The 31 January 2023 deadline, by which all overseas entities owning UK land must have submitted details of their “Registrable Beneficial Owners” (RBOs) to Companies House, is now just two months away. Despite this cut-off looming, information released by Companies House has revealed that just seven percent of overseas entities have lodged their applications as at the end of October.

This lack of engagement is certainly unexpected, given that penalties for non-compliance are severe, including potential criminal offences on the part of the relevant directors. However, it is not entirely surprising considering the potentially daunting task facing real estate investors to ensure compliance. Not only do they need to get to grips with the detail of the Economic Crime (Transparency and Enforcement) Act 2022, which underpins the ROE, they must also then apply these rules to the often-complex ownership structures they use to hold their UK land investments including through funds, joint ventures and co-investments.

It is not all bad news. Anecdotally, we are hearing that with a proper understanding of how the ROE dovetails with existing reporting regimes, real estate investors are finding that the process isn’t as burdensome as they may have feared.

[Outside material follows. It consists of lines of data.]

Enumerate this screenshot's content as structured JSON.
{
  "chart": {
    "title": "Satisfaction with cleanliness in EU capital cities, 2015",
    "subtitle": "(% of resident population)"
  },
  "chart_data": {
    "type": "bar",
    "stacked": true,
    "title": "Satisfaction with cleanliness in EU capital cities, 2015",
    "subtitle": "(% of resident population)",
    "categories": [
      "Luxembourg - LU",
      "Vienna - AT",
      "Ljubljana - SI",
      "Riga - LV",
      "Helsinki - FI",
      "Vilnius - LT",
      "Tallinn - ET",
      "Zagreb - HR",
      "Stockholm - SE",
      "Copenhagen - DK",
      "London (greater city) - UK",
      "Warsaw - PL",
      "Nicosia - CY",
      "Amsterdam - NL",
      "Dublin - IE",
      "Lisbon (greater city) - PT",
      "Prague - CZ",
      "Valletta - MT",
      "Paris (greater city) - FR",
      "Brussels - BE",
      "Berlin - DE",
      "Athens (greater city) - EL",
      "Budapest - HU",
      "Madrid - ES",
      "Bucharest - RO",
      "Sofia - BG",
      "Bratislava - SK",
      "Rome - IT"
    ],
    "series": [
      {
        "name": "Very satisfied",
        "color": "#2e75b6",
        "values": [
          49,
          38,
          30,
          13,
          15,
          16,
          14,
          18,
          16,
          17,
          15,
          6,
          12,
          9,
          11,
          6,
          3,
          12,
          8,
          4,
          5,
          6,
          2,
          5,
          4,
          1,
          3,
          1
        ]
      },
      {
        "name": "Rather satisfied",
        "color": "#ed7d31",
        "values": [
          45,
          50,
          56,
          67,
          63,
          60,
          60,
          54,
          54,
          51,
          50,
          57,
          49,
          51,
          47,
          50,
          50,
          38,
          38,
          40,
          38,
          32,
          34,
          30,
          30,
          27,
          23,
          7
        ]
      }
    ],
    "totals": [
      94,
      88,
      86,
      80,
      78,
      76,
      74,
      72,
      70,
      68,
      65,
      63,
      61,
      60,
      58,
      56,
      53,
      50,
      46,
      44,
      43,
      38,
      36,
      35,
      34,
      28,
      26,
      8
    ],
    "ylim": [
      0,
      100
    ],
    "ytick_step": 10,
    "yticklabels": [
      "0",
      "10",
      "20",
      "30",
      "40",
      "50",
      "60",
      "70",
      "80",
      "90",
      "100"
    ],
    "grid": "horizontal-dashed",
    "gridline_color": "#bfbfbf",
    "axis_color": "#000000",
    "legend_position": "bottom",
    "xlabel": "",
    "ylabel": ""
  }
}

Intrinsic to this sentiment is the understanding that the ROE shouldn’t be viewed in isolation, but more as an extension of the “Persons with Significant Control” (PSC) regime into beneficial ownership of UK land. The PSC regime has required UK legal entities to register details of their beneficial ownership since 2016. This is important for two main reasons:

  1. Much of the legislation for identifying an RBO under the ROE, mirrors that identifying PSCs under the PSC regime. This is significant because real estate investors can 'piggy-back' off much of their prior and ongoing PSC beneficial ownership analysis.
  2. Where UK entities appear in the holding structure above an overseas entity owning UK land, real estate investors may be able to ‘plug-in’ to the PSC regime. Practically, this means that no further beneficial ownership analysis is required above the relevant UK entity in the holding structure. Equally, if there are entities in the holding structure listed on certain global exchanges, real estate investors can also ‘plug-in’ to the disclosure requirements within the listing rules/regimes to create a similar effect.

If there are no UK entities or other listed entities sitting above the relevant overseas entity, the summary effect of the ROE legislation is that the regime would only target individuals at the top of the ownership structure, which can significantly simplify the task of beneficial ownership analysis.

With a proper understanding of how the ROE fits into the wider legislative landscape, it is possible for many real estate investors to cut through the administrative burden of the ROE. But the clock is ticking. There is no time to waste.